Mercado 29 de julho 17:30
Wall Street , impulsionada por uma combinação de fatores positivos da agenda econômica, noticiário corporativo e mercado de commodities, fechou em forte alta nesta terça-feira. A influência de novo recuo nos preços do petróleo bem como as últimas baixas contábeis do Merrill Lynch, trouxeram esperanças de uma virada na crise de crédito norte americana. O Merrill Lynch anunciou que planeja vender US$ 8,5 bilhões em ações no mercado e liquidar US$ 30,6 bilhões em títulos fato que estendeu o bom humor para os grandes bancos norte-americanos.
O Petróleo deu seqüência à sua trajetória recente de perdas e encerrou o dia com mais uma desvalorização forte, que a colocou na margem de US$ 122 em Nova York.
Dow Jones alta de 2,39%
Standard & Poor’s 500 alta de 2,33%
Nasdaq alta de 2,45%
Merval alta de 0,21%
No mercado doméstico, sob influência de ocorrências favoráveis por todas as frentes, o Ibovespa quebrou o recente ciclo de cinco baixas seguidas e fechou a terça-feira com valorização de 2,06%, que o trouxe de volta à margem de 58.043 pontos. O volume financeiro totalizou R$ 4,6 bilhões.
No mercado de câmbio, o dólar comercial encerrou em recuo nesta terça-feira e renovou a mínima desde 1999 e fechou cotado a R$ 1,5690 na compra e R$ 1,5700 na venda, baixa de 0,25% em relação ao fechamento anterior. A resistência interna veio das ações da Petrobras, pressionadas pela baixa do petróleo. Ainda assim, o recuo da matéria-prima respondeu pela disparada de GOL e TAM. O destaque da Bolsa brasileira também pode ser creditado às siderúrgicas, que experimentaram fortes ganhos após o bom resultado da U.S. Steel e o avanço dos metais básicos.
AGENDA : Mais expectativas estão em torno das divulgações do IGP-M (Índice Geral de Preços – Médio) de julho, na próxima quarta-feira, refletindo novas perspectivas para o cenário inflacionário brasileiro, e da ata do Copom (Comitê de Política Monetária), um dia depois, a qual discorrerá sobre o aumento da taxa Selic para 13% ao ano, decidido na última semana.

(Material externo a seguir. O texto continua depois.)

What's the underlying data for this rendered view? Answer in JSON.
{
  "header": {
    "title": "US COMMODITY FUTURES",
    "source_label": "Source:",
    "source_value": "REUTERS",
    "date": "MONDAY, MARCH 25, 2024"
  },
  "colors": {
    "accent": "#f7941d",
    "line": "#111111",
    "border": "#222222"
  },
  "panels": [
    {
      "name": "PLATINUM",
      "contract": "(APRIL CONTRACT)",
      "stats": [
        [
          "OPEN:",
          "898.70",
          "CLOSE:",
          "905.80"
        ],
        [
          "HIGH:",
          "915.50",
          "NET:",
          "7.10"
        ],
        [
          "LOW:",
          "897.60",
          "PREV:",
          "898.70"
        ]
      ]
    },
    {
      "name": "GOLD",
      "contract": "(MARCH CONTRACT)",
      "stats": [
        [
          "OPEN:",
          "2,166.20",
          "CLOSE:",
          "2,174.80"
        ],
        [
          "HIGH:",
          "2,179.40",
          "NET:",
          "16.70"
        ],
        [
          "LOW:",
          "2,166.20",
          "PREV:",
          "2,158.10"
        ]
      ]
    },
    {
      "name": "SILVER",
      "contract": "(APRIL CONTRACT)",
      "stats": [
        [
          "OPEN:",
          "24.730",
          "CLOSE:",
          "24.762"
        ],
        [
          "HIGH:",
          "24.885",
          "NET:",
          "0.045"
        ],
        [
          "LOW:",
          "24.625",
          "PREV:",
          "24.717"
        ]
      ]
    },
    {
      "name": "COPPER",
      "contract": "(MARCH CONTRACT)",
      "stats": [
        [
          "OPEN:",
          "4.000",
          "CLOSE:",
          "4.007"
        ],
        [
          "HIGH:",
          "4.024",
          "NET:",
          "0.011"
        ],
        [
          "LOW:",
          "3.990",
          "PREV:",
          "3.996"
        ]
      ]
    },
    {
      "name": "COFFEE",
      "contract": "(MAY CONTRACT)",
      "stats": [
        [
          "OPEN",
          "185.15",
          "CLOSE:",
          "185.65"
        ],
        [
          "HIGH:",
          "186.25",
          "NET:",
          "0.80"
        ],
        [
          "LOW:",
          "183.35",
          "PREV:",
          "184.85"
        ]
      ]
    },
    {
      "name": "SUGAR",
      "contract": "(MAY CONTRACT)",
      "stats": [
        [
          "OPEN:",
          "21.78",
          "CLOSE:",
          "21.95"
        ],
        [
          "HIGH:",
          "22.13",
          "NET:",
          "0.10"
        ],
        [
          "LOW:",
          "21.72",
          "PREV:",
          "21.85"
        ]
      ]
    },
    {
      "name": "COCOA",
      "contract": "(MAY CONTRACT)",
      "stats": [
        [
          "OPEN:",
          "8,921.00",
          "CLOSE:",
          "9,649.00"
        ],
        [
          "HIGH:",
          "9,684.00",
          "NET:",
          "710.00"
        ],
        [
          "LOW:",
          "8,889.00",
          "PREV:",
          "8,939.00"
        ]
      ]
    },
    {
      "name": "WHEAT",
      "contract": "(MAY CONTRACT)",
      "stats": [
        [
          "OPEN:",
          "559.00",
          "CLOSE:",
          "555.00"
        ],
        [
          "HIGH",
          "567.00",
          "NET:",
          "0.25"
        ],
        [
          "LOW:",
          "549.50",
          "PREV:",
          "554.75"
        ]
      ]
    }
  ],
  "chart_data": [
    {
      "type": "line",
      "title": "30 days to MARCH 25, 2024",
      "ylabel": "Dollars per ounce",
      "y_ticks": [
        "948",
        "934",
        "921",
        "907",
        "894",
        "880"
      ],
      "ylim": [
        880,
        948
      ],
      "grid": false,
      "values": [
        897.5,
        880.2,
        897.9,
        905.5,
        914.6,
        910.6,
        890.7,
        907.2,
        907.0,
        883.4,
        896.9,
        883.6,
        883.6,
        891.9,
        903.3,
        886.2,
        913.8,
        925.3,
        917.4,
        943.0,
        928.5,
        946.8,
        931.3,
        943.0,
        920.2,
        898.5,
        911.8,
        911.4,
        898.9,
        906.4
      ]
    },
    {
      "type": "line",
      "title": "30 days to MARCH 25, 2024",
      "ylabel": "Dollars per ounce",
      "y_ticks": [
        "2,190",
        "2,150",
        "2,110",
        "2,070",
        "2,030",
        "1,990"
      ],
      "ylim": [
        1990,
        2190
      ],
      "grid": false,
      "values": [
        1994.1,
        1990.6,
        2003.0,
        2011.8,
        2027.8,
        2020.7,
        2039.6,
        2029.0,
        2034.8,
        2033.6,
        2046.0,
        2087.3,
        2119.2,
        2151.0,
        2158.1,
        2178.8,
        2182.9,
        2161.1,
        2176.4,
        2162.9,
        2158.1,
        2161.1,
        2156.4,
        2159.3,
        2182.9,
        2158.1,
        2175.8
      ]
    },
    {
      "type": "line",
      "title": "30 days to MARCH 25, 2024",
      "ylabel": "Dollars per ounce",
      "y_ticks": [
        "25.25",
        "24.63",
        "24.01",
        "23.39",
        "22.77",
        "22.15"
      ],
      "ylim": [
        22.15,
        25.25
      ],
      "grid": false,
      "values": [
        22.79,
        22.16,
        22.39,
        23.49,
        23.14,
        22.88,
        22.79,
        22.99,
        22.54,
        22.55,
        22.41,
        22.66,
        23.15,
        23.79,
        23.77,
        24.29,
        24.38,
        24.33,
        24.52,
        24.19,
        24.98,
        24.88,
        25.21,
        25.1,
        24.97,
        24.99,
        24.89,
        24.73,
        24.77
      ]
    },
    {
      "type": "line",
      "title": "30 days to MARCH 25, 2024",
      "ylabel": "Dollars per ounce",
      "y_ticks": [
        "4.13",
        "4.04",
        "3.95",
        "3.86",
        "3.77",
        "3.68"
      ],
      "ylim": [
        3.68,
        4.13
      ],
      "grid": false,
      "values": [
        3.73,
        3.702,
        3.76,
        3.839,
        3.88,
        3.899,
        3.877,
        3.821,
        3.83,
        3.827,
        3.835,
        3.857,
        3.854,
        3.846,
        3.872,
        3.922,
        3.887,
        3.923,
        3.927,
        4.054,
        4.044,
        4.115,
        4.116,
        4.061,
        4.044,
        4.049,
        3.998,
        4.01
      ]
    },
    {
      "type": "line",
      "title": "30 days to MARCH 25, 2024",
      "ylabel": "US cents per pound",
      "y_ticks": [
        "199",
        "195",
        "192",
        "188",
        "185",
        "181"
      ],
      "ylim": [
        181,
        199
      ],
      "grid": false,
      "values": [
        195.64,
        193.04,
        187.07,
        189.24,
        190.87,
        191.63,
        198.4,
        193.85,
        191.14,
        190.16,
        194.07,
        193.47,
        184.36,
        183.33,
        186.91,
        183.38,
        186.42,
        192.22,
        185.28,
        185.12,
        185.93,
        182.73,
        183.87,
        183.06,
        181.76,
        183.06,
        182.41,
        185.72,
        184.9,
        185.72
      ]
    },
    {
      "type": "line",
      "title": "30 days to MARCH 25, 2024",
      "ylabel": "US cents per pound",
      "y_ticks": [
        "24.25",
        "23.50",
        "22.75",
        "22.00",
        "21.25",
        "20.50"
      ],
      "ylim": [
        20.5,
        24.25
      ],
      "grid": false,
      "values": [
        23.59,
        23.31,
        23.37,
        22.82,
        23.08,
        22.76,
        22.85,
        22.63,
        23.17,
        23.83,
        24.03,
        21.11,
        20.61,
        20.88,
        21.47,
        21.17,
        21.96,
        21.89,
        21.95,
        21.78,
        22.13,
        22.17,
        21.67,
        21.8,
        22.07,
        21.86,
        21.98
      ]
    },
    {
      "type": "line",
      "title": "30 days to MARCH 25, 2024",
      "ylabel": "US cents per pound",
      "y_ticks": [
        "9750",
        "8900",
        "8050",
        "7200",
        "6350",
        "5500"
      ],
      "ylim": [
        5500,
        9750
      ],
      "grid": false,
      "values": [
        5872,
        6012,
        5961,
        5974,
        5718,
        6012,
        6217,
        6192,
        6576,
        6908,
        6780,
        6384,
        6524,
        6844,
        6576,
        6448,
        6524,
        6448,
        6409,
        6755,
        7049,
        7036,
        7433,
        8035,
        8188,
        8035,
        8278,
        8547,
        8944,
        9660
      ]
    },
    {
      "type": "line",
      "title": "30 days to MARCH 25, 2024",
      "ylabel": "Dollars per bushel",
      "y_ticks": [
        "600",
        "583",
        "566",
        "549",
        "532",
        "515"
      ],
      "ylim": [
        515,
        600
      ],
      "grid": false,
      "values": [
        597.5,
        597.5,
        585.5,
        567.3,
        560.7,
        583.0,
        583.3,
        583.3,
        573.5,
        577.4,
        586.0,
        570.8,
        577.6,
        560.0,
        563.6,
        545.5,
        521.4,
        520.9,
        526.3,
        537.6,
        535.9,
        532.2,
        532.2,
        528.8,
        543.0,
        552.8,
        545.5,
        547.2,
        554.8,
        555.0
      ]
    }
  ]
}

- Bovespa alta de 0,87% – 57.920 pontos oscilando entre 56.869 a 57.945 (Gráfico e análise abaixo)
- Petrobras queda de 0,77% – 34,24 oscilando entre 34,24 a 35,60 ( Movimento lateral, firme em corredor de queda. Próx SUP 34,27, Próx RES 35,61 )
- VALE5 alta de 1,55% – 38,74 oscilando entre 38,33 e 39,12 ( Movimento lateral , firme em corredor de queda. Próx SUP 38,33, próx RES 39,12 )
Obs: Gap de queda ainda em aberto ocorrido no dia 17 em 42,35
- Gerdau alta de 4,02% – 32,10 oscilando entre 31,33 a 32,17 (Gráfico e análise abaixo)
- B Brasil3 alta de 5,77% – 24,40 oscilando entre 23,27 a 24,40 ( Movimento lateral ainda em corredor de queda. Prox SUP 23,27, próx RES 24,52)
- ITAÚ4 alta de 3,48% – 32,70 oscilando entre 31,63 a 32,70 ( Movimento lateral em corredor de queda. Próx SUP 31,66, Próx RES 32,82)
- CSNA3 alta de 4,51% – 60,00 oscilando entre 58,40 a 60,15 (LTA mas ainda em corredor de queda, sinaliza reversão a confirmar nos próximos pregões)
Próx SUP 548,40, Prox RES 60,15)
- USIM5 alta de 3,73% – 65,30 oscilando entre 63,86 a 65,54 ( LTA mas ainda em corredor de queda, sinaliza reversão a confirmar nos próximos pregões)
Próx SUP 63,86, Próx RES 60,15).
IBOV – Após cinco quedas consecutivas , o Ibovespa fechou com alta de 2,06% , o Ibovespa retornando o patamar dos 58.000 pontos. Em movimento lateral, continua ainda firme dentro de corrdeor de queda. O volume financeiro foi de de R$ 4,68 bilhões.
Proximo SUP 56.869 e prox RES 58.184.